Polestar EV sales jump in Q1 on discounts like its ‘Tesla conquest’ bonus



Swedish electric vehicle maker Polestar saw its first-quarter sales jump 76% compared to the same period in 2024 after it began offering discounts and other promotions, including ones geared towards locking in Tesla owners.

Polestar sold 12,304 cars in the first three months of the year compared to 6,975 in Q1 2024. Sales were relatively flat quarter-over-quarter, even amidst competition from other automakers and an uncertain economic outlook. 

“We are on the right track and doing the right things,” Michael Lohscheller, Polestar CEO, said in a statement. “With a more active selling model, more retail partners and attractive cars, we are delivering results.” 

One of Polestar’s more “active selling” strategies has been to tap into Tesla’s brand devaluation due to its CEO Elon Musk’s involvement in DOGE. The company recently started offering up to $5,000 in discounts for Tesla drivers looking to lease the company’s new Polestar 3 crossover. 

Polestar makes the Polestar 2 electric fastback, the Polestar 3 electric SUV, and, soon, the Polestar 4 electric SUV coupe. The automaker doesn’t break out its sales numbers by models, but in March after Polestar began offering its Tesla conquest bonus, head of sales Jordan Hofmann posted on LinkedIn that orders for the Polestar 3 had been “incredible.”

Tesla has also relied on discounts to boost sales numbers, and those have affected its bottom line

It won’t be clear for a few months how the discounts have affected Polestar’s margins; the automaker said in February that it would delay publishing its full-year and Q4 2024 earnings until the end of April after it secured a $450 million loan to keep the company afloat as it burned through cash. 

The durability of Polestar’s discounts is unclear as the fallout from President Donald Trump’s sweeping tariffs and ensuing trade war could drive up car prices. Polestar manufactures in the U.S. and China, and plans to make the Polestar 4 in South Korea in the second half of 2025. 

“We are monitoring closely and assessing the volatile geopolitical environment and will adapt as needed,” Lohscheller said.  

Polestar does appear to be making changes to its business in China, though it’s not yet clear if it’s a response to the geopolitical climate or simply a shift in strategy.  

In a filing Thursday, Polestar, which is owned by China’s Geely, noted that it had agreed to end a joint venture in China with Xingji Meizu, a mobile phone and consumer electronics company.

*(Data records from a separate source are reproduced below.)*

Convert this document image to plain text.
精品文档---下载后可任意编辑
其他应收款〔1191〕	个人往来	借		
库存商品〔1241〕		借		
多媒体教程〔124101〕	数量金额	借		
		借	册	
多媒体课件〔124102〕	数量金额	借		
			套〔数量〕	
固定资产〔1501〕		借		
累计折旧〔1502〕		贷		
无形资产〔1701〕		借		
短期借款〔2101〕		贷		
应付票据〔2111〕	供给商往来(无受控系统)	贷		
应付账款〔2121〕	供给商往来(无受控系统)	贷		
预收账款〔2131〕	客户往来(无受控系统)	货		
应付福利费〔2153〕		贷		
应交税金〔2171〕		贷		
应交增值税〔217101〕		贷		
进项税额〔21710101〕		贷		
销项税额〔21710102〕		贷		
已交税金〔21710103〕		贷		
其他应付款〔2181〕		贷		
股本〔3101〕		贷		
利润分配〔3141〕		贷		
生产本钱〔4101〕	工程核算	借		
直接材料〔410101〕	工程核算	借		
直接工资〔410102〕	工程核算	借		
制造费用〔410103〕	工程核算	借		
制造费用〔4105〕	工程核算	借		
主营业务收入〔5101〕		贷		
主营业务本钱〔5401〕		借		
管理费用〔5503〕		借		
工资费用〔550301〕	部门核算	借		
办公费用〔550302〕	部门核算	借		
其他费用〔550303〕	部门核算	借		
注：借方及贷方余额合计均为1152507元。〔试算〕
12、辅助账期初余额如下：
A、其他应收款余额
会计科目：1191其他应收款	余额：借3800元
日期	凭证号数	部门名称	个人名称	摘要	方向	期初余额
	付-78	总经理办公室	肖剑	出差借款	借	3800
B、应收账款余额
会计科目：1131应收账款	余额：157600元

The two joined up in 2023 to build an operating system for Polestar cars sold in China, and now will transfer the distribution rights of the JV to Polestar. 

The JV, which is called Polestar Times Technology, will settle any outstanding debts before it ceases operations, per the filing, and will transfer “certain digital and other assets from the JV with arms-length consideration” so Polestar can resume sales, customer service, and distribution in the Chinese market. 

The filing notes that the parties are terminating the JV “as a result of a change in market focus and strategy” but that Polestar would remain “fully committed to the Chinese market.”